Yankees starting pitcher Nestor Cortes (65) after allowing a home...

Yankees starting pitcher Nestor Cortes (65) after allowing a home run in the 3rd inning in Game 4 of the ALCS at Yankee Stadium on Sunday, Oct 23, 2022. Credit: Newsday/J. Conrad Williams Jr.

The legend of Nestor Cortes took an apparently painful turn Sunday night.

Cortes suffered a left groin injury, forcing him to leave his start in the third inning of Game 4 of the ALCS against the Astros — the pivot point of a momentum-shifting sequence in which Houston took the lead.

For the first two innings, Cortes kind of cruised, retiring six of eight batters. He wasn’t particularly efficient, but he didn’t allow anybody past first base.

Then Martin Maldonado led off the top of the third with a five-pitch walk. After Cortes missed with a 1-and-1 pitch to Jose Altuve, showing no obvious signs of discomfort, manager Aaron Boone and head athletic trainer Tim Lentych visited the mound to check on him.

They left Cortes in the game, but that lasted only eight more pitches. Altuve walked and Jeremy Pena hit a tying three-run home run well over the leftfield wall. Boone and Lentych returned, and this time Cortes left with them. His fastball velocity had dropped from 91-92 mph in the first inning — in line with his season average — to 88 in the third.

Boone said during an in-game interview on TBS that Cortes had been dealing with a groin problem since his first start in the ALDS. Cortes said Saturday he was able to complete his usual between-starts routine without issue.

His final line in his third playoff game: two innings (plus three batters), two hits, three runs, three walks, two strikeouts.
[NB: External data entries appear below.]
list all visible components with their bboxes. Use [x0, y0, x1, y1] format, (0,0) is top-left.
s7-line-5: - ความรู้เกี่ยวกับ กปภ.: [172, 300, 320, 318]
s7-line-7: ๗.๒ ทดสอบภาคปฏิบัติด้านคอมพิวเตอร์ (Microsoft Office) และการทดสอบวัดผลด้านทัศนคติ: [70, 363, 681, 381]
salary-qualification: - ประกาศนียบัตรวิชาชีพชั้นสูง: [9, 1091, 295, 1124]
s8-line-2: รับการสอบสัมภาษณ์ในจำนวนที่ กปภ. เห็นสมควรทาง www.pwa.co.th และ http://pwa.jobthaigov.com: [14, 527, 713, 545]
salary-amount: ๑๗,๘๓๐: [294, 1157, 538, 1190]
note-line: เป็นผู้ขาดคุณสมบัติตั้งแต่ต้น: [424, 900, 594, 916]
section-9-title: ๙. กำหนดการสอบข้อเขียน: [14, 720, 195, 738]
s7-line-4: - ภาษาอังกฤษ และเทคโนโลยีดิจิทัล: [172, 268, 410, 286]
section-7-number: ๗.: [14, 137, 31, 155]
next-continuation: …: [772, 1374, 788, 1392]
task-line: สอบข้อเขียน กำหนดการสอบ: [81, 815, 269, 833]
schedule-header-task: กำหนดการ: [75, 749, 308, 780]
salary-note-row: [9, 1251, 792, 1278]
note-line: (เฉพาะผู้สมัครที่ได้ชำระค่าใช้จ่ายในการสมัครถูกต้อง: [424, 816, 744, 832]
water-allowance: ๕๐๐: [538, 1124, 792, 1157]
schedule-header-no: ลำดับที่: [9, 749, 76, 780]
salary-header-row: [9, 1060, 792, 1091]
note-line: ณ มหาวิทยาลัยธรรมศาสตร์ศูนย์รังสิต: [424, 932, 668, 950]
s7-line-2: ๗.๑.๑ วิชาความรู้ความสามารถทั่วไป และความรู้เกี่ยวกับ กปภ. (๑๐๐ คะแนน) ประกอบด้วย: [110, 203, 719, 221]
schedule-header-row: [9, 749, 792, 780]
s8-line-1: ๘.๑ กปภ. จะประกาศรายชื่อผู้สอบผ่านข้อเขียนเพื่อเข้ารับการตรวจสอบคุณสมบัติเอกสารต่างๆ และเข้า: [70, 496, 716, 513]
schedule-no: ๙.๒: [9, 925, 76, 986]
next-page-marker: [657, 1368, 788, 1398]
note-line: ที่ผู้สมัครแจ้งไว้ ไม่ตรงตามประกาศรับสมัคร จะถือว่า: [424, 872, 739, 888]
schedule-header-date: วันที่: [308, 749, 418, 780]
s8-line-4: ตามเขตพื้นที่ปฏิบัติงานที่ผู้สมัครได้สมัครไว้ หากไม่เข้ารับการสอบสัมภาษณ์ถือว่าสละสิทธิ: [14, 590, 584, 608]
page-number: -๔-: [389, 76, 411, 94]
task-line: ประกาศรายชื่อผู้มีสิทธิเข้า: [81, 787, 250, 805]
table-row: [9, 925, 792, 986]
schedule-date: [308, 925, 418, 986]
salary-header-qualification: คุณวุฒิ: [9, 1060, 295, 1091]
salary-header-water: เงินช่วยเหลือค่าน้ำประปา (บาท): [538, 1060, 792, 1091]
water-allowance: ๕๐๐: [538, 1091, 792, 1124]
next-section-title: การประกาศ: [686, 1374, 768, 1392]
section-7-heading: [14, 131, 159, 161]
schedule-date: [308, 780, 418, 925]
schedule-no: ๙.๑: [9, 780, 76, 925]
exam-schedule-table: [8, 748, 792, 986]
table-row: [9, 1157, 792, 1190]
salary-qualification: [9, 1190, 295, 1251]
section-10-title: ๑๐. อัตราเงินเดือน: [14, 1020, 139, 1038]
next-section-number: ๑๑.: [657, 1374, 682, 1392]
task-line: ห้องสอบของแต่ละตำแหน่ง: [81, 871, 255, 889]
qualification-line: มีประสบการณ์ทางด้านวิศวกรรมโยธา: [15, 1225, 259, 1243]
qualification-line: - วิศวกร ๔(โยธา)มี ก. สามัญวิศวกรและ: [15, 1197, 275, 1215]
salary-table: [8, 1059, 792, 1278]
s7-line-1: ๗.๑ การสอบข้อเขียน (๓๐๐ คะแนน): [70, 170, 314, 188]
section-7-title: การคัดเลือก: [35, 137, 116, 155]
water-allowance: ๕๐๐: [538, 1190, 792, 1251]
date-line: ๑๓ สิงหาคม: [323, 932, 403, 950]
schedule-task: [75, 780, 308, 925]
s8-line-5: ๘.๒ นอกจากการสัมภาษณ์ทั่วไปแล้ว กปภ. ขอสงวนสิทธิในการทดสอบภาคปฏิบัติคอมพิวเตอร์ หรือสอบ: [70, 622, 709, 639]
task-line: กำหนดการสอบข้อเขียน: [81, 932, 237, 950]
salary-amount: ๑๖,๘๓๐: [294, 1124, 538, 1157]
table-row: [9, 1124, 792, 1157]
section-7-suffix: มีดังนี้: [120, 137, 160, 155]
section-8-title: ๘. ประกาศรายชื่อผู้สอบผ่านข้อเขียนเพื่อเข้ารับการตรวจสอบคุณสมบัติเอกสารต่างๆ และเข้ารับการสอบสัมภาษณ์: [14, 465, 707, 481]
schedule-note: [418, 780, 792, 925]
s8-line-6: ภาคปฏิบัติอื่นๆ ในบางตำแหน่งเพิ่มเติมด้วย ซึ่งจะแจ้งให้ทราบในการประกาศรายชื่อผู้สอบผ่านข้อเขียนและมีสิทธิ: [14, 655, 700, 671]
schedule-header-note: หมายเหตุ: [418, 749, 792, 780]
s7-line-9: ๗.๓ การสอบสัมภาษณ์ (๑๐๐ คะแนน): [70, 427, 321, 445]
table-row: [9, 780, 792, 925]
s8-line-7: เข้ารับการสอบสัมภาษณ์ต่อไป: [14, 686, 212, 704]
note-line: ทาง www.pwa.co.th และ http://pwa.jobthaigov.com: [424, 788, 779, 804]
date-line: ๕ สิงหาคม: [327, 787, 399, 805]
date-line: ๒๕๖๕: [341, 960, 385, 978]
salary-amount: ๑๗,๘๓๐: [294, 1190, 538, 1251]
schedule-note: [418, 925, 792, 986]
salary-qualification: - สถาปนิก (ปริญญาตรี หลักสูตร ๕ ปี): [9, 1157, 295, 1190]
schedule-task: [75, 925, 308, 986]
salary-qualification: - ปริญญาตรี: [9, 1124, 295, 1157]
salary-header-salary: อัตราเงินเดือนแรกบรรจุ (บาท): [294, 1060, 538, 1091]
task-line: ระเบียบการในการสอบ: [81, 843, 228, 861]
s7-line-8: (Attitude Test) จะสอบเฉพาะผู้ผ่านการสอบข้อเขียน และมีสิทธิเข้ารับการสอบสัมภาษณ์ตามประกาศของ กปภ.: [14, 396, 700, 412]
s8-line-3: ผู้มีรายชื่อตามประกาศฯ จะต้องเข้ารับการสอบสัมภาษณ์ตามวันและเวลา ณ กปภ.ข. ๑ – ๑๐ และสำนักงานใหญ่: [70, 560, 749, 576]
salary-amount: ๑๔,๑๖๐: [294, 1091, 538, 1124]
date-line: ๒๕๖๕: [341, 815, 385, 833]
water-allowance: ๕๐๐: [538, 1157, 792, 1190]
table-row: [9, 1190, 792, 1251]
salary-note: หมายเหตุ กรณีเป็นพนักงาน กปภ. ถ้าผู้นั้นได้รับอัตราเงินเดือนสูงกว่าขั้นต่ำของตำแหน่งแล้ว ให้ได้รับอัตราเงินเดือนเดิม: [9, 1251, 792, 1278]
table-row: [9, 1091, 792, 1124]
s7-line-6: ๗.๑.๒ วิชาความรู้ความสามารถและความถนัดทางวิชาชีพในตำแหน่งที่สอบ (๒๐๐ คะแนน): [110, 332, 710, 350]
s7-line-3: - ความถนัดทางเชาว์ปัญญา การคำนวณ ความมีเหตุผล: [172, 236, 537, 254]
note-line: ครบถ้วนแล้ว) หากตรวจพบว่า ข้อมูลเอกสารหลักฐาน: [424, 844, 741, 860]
In his first two, he held Cleveland to three runs in 10 innings.

This had been a charmed season for the lefthander, a 27-year-old journeyman who became an All-Star. He had a 2.44 ERA.

For Pena, the rookie replacement for former franchise cornerstone Carlos Correa (who signed with the Twins last offseason), the homer was his third in seven postseason games. He hit .253 with 22 homers, 63 RBIs and sharp defense in the regular season.

Boone replaced Cortes with Wandy Peralta, who allowed Houston to take the lead on three hits, including Yordan Alvarez’s double and Yuli Gurriel’s RBI single. Anthony Rizzo’s two-out RBI single in the fourth tied it at 4-4.

Boone and Lentych made a third rapid-fire trip to the mound after Peralta was struck in the right (glove) hand by Kyle Tucker’s line drive, but Peralta stayed in the game.